I really can't comment on Apple products. The concurrency runtime support library is built as a separate library that builds upon existing APIs (e.g, libdispatch) that have been around for a while. If you grab the right PR and use a hack to start async code, it works fine on generally any macOS.



That's not the design of cancellation described in the Structured Concurrency proposal. A potential suspension point is not a return point. One manually checks for cancellation and can then choose to exit early via either of the normal mechanisms, whether it's return or throw. Cancellation is not a third kind of exit.

This is fine; lock.release() will always get called because await is a suspension point. It cannot return.



It's worth pointing out, though, that it may still be a different kind of bug because in some lock implementations the release must happen on the same thread as the acquisition. When you put the await in there then you may end up on a different thread, which may be a bug. That's another example of why it's important to see the suspension point so you might notice a bug like that.

That's not a flaw in the async/await proposal, IMO. It would be an argument for not providing a lock API that has such rules using separate acquire/release methods instead of a structured approach (like a method performWhileHoldingLock(_ fn: @autoclosure () -> Void). Then you couldn't possibly have an await in between the acquisition and release because that block is not async.

I see - very interesting! So once created, a coroutine’s detached stack can only be destroyed by resuming and running to completion? Well then, you can consider that concern as resolved.

I still think it is worth adding to the proposal as an important part of the programming model for await. Lots of implementations in other languages make suspension points implicit return points to support cancellation, IIUC.
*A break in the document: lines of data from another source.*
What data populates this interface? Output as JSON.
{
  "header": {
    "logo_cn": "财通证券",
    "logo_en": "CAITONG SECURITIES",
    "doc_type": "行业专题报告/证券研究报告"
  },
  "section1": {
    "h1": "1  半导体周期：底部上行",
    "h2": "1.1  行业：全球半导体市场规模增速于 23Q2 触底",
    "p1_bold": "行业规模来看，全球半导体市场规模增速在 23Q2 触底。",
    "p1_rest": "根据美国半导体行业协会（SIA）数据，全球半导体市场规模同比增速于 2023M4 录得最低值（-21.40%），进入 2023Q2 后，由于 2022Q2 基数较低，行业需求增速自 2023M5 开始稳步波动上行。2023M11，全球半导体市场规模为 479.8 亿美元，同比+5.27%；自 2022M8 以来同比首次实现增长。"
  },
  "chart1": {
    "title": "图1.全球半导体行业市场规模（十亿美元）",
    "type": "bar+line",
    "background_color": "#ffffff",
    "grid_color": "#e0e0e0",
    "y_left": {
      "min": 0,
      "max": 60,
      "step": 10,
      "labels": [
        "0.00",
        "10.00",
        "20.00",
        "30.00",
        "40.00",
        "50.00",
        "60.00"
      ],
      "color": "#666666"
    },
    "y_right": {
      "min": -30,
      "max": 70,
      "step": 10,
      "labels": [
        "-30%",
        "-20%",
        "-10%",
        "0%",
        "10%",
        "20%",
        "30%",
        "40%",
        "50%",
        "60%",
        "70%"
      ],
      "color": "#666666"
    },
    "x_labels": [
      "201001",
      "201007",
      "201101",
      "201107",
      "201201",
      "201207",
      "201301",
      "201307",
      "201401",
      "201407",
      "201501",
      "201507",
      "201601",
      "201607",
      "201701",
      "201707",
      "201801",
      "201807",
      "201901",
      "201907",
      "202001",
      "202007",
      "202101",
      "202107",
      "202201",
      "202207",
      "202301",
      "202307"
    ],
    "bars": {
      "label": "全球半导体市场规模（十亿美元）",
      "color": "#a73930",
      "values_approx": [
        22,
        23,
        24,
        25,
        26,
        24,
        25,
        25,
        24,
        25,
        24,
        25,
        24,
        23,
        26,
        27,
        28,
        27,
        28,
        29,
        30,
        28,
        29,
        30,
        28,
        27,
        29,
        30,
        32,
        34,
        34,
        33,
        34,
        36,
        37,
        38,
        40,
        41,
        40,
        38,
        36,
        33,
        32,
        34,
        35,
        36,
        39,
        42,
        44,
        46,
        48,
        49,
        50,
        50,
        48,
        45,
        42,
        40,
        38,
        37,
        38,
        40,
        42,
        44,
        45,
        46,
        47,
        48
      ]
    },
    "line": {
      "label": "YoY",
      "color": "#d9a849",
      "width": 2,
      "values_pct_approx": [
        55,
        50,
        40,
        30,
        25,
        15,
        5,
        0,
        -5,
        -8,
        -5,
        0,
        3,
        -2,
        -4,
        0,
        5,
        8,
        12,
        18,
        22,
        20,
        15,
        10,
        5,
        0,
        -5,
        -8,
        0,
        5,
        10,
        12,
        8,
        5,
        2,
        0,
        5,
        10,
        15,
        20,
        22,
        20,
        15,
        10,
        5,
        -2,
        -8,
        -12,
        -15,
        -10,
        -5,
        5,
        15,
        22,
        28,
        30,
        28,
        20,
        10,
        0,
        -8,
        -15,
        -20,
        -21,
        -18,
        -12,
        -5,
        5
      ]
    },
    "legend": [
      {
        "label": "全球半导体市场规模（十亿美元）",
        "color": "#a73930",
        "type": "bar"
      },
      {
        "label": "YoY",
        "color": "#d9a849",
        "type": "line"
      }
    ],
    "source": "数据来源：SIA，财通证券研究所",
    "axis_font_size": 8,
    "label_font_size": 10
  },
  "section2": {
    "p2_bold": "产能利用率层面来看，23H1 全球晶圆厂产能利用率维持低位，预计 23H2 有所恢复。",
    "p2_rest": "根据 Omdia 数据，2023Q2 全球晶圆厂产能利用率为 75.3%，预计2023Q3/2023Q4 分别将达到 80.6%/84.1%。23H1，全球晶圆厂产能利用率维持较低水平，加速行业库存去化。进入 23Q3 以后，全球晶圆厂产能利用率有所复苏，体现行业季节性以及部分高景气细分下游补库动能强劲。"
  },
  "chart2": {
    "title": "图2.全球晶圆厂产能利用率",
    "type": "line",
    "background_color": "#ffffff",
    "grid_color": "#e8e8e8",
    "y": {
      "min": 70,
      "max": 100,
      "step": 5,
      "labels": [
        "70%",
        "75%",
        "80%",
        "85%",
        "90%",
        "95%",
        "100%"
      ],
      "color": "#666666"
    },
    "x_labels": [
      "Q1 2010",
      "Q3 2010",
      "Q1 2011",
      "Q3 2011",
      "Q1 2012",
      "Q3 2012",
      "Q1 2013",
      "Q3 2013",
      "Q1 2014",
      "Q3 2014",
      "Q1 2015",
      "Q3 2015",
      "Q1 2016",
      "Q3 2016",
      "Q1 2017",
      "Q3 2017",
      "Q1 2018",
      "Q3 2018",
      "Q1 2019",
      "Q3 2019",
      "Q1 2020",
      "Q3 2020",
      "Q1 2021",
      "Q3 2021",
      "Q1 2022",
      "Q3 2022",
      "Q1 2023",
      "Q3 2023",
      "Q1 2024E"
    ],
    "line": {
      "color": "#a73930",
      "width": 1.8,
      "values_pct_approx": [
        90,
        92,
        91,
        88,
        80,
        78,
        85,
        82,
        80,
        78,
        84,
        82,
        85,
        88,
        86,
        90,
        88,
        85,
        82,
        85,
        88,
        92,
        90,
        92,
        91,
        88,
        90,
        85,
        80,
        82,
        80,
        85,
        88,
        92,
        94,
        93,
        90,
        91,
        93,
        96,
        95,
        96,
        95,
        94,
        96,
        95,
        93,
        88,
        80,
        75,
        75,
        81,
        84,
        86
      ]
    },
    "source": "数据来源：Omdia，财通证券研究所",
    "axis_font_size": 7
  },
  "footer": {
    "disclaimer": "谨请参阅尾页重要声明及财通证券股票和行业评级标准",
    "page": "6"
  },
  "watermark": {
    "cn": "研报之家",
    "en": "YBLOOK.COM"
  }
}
I won’t pretend to know anything about designing a good lock API; the point was about objects which need some specific call between initialisation and destruction. It is straightforward to remember that throwing errors could aborting the function, but I think it would be much less obvious if await (which developers will associate with suspension) could do the same. Thankfully await cannot return from the function, so there’s no concern.

It’s quite interesting. Presumably it means we could use await inside synchronous non-escaping closures — if those closures are created in an async context (e.g. you should be able to await inside the Array and String unsafe initialisers, or inside Sequence’s map closure, if you call them from an async function).